An 86-acre plot of now-empty land, Riverfront East, will soon become a $100 million development — that will grow to $1 billion-plus by the time it’s done, according to Rob Buccini. It’s being modeled after Philadelphia’s Navy Yard, with offices and apartment buildings — and the plan is to provide jobs and housing opportunities for its Southbridge neighbors.

Wilmington is also considering capping I-95 — something many residents believe would reunite the city physically and ­psychically and perhaps begin healing some of those old wounds.

Wilmingtonians new and old talk about the city like they’re in on a secret no one else has discovered — though real estate and population trends tell us that’s changing. Delaware’s population is growing — by 10.2 percent over the past decade, faster than that of any other state in the Northeast. Pennsylvania only grew 2.4 percent over that period, and it lost population during the pandemic, while Delaware gained new residents. COVID only accelerated an ongoing movement of Americans to lower-density, lower-tax places like Wilmington.

Should Philly be worried about competition from its hip little cousin?

I gave Wilmington’s former City Council president, Ted Blunt, a good laugh with that question. “I don’t think Philadelphia has anything to worry about,” he told me, still chuckling.

Wilmington could probably snag some of our chefs, cool citizens and cachet to become that “next Fishtown.” But at just an eighth of our size, it would be hard for our neighbor to become an actual threat to Philly.

Rob Buccini suggests thinking about it more broadly. Wilmington’s growth is good for Philadelphia, he says: “I think a rising tide lifts all boats.” Besides, in his view, it’s more like our region against other regions — Philadelphia and Wilmington together competing with Dallas-Fort Worth or Raleigh-Durham.

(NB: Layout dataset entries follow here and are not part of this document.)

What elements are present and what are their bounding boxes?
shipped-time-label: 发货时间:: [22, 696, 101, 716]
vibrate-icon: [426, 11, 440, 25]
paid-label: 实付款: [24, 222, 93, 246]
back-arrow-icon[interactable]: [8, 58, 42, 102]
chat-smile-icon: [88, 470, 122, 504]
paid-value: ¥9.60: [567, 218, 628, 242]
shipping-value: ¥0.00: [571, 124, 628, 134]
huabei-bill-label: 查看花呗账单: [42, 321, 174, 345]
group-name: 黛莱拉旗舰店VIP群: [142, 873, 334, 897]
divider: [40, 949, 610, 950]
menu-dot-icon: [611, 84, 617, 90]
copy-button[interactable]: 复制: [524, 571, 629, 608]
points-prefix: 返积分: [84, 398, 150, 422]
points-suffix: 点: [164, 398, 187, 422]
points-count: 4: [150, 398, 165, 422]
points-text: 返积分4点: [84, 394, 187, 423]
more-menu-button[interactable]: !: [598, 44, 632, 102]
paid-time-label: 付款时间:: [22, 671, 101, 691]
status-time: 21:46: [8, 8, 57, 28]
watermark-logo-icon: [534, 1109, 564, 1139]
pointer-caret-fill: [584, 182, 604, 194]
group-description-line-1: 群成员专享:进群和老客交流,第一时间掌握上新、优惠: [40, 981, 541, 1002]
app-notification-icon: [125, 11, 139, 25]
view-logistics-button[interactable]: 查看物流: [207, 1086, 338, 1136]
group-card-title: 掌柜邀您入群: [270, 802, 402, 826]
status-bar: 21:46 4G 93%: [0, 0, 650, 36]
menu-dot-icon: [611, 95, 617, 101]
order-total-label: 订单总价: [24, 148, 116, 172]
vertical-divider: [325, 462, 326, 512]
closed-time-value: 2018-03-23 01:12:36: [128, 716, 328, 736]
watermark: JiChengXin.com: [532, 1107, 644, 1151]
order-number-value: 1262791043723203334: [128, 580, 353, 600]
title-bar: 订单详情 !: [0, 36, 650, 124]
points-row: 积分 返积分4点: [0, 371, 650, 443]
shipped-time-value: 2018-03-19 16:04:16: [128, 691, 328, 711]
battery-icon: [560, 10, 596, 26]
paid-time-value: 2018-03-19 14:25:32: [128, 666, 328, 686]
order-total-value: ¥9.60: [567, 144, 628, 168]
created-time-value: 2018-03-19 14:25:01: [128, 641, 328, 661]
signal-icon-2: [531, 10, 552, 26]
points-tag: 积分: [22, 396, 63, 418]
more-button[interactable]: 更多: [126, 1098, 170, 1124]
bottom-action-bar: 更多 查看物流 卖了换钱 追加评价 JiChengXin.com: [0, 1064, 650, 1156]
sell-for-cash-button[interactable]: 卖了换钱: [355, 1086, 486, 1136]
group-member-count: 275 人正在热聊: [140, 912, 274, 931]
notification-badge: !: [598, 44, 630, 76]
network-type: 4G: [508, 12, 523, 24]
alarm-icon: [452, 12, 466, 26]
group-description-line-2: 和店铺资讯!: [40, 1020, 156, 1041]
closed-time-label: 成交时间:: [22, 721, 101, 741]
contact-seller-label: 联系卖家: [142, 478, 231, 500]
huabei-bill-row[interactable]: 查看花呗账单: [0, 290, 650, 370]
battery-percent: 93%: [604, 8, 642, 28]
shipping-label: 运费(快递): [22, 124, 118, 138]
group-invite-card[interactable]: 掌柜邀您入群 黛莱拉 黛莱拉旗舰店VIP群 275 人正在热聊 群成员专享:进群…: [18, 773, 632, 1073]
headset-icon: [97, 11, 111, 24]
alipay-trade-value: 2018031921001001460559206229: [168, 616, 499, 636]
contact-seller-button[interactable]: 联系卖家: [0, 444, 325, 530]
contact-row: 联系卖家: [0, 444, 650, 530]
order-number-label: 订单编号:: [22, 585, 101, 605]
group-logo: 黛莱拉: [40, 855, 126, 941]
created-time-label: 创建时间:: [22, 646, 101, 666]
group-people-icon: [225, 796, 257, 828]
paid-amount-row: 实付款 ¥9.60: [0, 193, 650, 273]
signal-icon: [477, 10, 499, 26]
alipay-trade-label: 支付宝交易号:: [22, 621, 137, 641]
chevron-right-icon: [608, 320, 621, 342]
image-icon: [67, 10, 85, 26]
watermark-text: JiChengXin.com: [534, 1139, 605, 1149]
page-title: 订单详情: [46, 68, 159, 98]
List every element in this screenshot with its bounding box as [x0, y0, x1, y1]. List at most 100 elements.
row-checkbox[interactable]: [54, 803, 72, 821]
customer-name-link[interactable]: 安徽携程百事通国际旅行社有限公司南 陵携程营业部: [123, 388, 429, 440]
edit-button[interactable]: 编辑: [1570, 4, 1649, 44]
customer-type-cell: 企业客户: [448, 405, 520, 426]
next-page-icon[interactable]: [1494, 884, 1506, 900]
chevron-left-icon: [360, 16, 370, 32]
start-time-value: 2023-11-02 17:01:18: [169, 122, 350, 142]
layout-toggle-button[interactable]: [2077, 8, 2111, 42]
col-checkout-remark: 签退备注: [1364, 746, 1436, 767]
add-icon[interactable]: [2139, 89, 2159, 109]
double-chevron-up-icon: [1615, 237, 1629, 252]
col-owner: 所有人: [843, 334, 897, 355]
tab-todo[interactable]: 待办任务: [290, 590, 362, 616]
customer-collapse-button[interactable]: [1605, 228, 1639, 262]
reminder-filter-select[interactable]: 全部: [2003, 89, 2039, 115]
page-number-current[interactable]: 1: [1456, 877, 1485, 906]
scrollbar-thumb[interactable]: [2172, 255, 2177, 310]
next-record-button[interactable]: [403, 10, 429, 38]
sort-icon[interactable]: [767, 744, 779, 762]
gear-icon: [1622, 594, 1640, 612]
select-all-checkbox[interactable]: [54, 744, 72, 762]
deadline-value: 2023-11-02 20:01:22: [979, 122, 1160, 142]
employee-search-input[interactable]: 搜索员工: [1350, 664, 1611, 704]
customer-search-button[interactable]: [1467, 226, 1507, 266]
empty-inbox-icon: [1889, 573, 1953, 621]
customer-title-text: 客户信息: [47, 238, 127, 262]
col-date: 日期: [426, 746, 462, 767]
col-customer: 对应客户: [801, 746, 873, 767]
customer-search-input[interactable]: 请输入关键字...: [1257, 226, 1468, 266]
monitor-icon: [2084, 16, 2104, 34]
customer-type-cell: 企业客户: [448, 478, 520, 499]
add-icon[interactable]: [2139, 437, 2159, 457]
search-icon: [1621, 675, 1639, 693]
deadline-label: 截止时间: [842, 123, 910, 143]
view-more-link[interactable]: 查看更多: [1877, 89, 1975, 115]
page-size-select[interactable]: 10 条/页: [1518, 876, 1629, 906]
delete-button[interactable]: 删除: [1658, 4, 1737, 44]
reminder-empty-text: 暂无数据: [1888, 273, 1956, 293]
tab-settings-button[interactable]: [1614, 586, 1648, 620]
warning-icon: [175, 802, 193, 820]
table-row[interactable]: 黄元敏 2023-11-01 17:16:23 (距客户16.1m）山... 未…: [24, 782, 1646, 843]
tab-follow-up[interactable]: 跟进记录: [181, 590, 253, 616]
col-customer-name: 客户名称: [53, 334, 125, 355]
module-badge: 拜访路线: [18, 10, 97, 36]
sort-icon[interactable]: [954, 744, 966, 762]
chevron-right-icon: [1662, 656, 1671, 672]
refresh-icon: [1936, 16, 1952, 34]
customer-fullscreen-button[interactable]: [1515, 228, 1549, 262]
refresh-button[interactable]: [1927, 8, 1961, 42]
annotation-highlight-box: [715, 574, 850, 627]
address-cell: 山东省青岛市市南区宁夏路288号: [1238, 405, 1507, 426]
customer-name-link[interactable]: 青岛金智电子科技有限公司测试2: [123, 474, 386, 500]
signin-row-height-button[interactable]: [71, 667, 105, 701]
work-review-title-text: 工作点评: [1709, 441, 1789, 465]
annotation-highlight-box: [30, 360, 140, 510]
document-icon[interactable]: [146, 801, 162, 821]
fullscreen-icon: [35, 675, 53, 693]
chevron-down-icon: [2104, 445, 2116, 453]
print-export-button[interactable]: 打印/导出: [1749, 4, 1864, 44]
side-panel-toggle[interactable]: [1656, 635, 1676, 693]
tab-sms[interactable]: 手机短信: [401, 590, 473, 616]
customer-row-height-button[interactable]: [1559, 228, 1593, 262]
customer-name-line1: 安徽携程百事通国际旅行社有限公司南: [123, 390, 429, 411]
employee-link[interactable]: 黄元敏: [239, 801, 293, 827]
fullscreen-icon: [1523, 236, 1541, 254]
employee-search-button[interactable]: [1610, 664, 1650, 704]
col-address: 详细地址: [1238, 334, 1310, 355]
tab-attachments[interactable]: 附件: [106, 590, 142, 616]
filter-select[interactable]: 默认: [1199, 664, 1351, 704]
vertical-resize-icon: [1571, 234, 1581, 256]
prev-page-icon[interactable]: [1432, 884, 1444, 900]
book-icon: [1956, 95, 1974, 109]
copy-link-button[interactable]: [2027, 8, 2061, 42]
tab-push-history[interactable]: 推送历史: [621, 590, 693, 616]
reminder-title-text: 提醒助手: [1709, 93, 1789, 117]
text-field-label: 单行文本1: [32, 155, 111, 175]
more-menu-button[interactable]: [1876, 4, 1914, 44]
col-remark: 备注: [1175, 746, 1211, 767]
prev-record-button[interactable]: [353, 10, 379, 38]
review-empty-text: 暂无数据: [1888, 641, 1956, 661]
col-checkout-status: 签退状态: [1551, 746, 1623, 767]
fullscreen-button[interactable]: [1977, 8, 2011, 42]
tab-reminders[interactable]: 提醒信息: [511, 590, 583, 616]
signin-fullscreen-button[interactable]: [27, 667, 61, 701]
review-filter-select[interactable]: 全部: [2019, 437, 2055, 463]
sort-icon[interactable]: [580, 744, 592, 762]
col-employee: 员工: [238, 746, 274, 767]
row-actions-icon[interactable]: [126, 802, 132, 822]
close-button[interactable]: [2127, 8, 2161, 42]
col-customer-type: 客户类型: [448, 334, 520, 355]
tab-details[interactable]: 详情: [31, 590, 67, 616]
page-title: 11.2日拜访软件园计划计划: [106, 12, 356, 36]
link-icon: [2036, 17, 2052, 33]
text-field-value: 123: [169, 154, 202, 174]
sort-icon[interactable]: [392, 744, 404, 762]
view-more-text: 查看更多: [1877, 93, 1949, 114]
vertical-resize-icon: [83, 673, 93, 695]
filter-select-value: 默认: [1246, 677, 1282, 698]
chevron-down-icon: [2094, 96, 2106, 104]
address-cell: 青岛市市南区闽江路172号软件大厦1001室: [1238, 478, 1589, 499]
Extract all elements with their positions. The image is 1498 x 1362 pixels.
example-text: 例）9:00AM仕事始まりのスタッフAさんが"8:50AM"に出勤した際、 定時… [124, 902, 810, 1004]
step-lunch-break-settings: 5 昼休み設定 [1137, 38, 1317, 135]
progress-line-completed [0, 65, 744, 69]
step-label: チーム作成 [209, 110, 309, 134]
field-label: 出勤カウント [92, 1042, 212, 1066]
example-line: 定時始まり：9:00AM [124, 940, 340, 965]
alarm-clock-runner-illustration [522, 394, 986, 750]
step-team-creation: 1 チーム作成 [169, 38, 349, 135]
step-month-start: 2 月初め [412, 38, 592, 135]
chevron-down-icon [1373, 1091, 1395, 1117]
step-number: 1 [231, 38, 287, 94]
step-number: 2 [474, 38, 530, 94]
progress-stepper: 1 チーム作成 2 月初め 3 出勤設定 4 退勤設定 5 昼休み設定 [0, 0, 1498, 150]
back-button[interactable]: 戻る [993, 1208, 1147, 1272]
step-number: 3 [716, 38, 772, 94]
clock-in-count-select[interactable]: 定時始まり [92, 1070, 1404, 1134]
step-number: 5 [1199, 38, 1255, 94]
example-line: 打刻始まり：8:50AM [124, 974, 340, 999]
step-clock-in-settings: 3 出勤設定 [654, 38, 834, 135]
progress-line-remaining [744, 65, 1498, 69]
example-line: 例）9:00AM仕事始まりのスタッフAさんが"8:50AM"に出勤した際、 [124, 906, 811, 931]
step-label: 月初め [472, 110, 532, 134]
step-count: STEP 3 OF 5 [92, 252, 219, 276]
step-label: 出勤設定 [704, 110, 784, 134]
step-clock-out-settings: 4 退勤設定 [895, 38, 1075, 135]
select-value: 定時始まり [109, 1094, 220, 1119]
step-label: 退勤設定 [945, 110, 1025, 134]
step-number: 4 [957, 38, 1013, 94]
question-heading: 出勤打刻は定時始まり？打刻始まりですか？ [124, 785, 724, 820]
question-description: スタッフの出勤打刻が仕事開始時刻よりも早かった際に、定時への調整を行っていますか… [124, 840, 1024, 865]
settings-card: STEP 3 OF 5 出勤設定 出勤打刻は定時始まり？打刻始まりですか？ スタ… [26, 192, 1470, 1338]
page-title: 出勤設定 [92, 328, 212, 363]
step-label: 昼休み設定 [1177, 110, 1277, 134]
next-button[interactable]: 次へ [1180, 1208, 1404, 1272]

Us — Philly and Wilmington — vs. everyone else? Now, that’s something Philadelphians can get behind. 


Delawhat?

Five facts you probably don’t know (unless you’re from Delaware)

1. Count your clucky stars: Locals like to say Delaware is known for four C’s: chemicals, corporations, credit cards and chickens. Yes, chickens. Two hundred million of ’em. The state supplies poultry to much of the Northeast and Mid-Atlantic.
2. Delaware was once a part of Pennsylvania! When William Penn first came to America, in 1682, he landed in Delaware and assumed it was part of his land grant. Just after the country declared its independence from the British in 1776, Delaware followed suit and separated from Pennsylvania. It became the first state in 1787. Pennsylvania still acts like it doesn’t care.
3. At just 1,982 square miles, Delaware is very nearly the smallest state, bailed out only by Rhode Island.
4. Although fewer than a million people live in Delaware (989,948 per the 2020 census—it’s getting there!), it has more patents per capita than any other state and is where the majority of Fortune 500 companies and new IPOs are incorporated.
5. Sure, we know President Biden is a Wilmingtonian, but a slightly cooler figure also once called it home: Reggae icon Bob Marley lived there on and off between 1965 and 1977.

Published as “The It City Next Door” in the May 2022 issue of Philadelphia magazine.